BUG: pd.merge fail with numpy.uintc on Windows
Pandas version checks
-
[X] I have checked that this issue has not already been reported.
-
[X] I have confirmed this bug exists on the latest version of pandas.
-
[ ] I have confirmed this bug exists on the main branch of pandas.
Reproducible Example
This bug is fixed by adding np.uintc to _factorizers in pd.merge. Could someone upload it fixed please?. For me the bug is fixed by adding in line 114 of core/reshape/merge.py file: np.uintc:libhastable.UInt32Factorizer.
import numpy as np
import pandas as pd
df1 = pd.DataFrame({'a':['foo','bar'],'b':np.array([1,2], dtype=np.uintc)})
df2 = pd.DataFrame({'a':['foo','baz'],'b':np.array([3,4], dtype=np.uintc)})

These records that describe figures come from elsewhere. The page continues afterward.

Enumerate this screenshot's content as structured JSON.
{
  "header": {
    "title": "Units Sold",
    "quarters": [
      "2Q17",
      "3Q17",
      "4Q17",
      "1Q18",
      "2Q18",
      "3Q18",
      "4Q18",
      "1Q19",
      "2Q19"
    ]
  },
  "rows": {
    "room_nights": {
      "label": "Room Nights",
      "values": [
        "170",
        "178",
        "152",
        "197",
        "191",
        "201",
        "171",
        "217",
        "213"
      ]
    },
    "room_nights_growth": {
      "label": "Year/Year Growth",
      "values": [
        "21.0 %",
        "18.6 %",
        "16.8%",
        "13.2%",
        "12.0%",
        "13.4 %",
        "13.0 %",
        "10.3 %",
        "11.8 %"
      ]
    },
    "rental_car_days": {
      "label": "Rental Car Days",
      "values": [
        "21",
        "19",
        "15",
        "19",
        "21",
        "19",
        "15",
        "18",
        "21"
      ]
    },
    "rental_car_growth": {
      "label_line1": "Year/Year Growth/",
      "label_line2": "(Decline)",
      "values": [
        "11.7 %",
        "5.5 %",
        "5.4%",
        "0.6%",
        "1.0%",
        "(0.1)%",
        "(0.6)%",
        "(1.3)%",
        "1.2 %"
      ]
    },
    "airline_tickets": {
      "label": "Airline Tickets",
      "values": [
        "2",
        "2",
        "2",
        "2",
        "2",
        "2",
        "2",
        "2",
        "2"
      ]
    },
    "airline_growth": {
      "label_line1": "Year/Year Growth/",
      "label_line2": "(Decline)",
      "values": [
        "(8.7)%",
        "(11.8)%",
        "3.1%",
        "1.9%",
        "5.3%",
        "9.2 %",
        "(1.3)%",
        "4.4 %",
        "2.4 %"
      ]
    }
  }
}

df3=df1.merge(df2, how = 'outer')
print(df3)
Issue Description
Traceback (most recent call last):
File "C:\Users\noname37486\PycharmProjects\pythonProject3\main.py", line 10, in
Installed Versions
INSTALLED VERSIONS
commit : d9cdd2ee5a58015ef6f4d15c7226110c9aab8140 python : 3.9.6.final.0 python-bits : 64 OS : Windows OS-release : 10 Version : 10.0.22631 machine : AMD64 processor : Intel64 Family 6 Model 165 Stepping 2, GenuineIntel byteorder : little LC_ALL : None LANG : None LOCALE : es_ES.cp1252
pandas : 2.2.2 numpy : 1.26.4 pytz : 2024.1 dateutil : 2.9.0.post0 setuptools : 57.0.0 pip : 21.1.2 Cython : None pytest : None hypothesis : None sphinx : None blosc : None feather : None xlsxwriter : None lxml.etree : None html5lib : None pymysql : None psycopg2 : None jinja2 : None IPython : None pandas_datareader : None adbc-driver-postgresql: None adbc-driver-sqlite : None bs4 : None bottleneck : None dataframe-api-compat : None fastparquet : None fsspec : None gcsfs : None matplotlib : None numba : None numexpr : None odfpy : None openpyxl : None pandas_gbq : None pyarrow : None pyreadstat : None python-calamine : None pyxlsb : None s3fs : None scipy : None sqlalchemy : None tables : None tabulate : None xarray : None xlrd : None zstandard : None tzdata : 2024.1 qtpy : None pyqt5 : None
I have made a pull request on this issue, kindly check
- #58727
xref https://github.com/pandas-dev/pandas/issues/52451#issuecomment-1720767399
From https://github.com/pandas-dev/pandas/issues/60091#issue-2609739687
This issue can be resolved by adding uintc similar to the code here for intc:
https://github.com/pandas-dev/pandas/blob/8d2ca0bf84bcf44a800ac19bdb4ed7ec88c555e2/pandas/core/reshape/merge.py#L124-L126
However, we should be checking np.dtype(np.intc).itemsize when doing so and using this to determine the right dtype to map to: if it is 4 we map to libhashtable.UInt32Factorizer and if it is 8 we map to libhashtable.UInt64Factorizer.
Resolution of this issue should also address the np.intc case with checking itemsize as well.